Many star cluster studies, in particular with the Hubble Space Telescope (HST), rely on photometric studies at visual wavelengths (e.g. the V-band). Here individual star clusters are detected and their properties like mass, size, and age are derived within circular regions (apertures) using automated algorithms. At high star formation activity, the forming clusters might form so close to each other that they cannot be accurately separated; this is called crowding. At larger distances, this problem becomes worse, where even more individual clusters appear as merged and are observed as if they were more massive and larger clusters. Fig. 4 shows a V-band image of the simulated galaxy as it would look through the eyes of HST if placed at two different distances. The results of these mock observations indicate that the masses of real, observed young star clusters with masses of a few million solar masses might be overestimated by up to a factor of 2.5 and their observed mass functions could be shallower than the true underlying cluster mass functions .

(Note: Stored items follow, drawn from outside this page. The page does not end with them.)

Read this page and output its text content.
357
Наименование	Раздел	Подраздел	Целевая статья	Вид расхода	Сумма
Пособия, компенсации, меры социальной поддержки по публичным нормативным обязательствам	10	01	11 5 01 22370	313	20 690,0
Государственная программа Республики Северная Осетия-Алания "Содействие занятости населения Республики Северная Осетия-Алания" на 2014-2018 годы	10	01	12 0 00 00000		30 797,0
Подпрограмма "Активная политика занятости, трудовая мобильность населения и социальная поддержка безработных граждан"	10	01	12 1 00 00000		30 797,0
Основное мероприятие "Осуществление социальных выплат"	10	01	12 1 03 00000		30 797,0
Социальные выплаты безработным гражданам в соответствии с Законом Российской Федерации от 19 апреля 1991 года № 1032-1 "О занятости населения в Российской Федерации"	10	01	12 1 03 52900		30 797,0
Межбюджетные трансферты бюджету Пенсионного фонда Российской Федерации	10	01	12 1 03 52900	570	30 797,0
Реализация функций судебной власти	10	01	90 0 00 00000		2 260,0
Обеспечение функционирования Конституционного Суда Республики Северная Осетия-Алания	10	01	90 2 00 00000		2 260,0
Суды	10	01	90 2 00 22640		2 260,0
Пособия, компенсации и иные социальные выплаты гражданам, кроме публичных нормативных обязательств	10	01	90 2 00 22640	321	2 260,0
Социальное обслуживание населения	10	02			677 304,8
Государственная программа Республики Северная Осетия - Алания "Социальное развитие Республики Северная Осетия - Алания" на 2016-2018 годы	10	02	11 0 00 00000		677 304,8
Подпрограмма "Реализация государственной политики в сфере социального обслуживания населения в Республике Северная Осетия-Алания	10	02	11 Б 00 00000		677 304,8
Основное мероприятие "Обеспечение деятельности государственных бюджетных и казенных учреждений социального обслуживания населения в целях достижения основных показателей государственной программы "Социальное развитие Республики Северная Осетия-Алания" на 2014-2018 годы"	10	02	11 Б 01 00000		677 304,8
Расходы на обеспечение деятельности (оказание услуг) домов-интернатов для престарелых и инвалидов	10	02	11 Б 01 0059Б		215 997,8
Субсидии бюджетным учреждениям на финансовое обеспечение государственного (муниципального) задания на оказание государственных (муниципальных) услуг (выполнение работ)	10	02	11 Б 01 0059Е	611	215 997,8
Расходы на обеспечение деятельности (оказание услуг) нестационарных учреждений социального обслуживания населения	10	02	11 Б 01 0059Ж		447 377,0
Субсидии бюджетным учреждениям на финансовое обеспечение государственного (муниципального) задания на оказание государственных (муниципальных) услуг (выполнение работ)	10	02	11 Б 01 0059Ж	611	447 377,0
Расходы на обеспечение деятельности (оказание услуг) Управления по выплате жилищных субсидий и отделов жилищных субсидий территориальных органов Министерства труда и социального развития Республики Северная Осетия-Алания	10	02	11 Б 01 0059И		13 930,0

The two studies demonstrate how modern high-performance simulations can be used to identify and scientifically validate important astrophysical processes that regulate the formation of star clusters. They also highlight the importance of accurate comparison with observations in assessing the power of the underlying theoretical models. This joint approach will pave the way towards a modern comprehensive model for star cluster formation.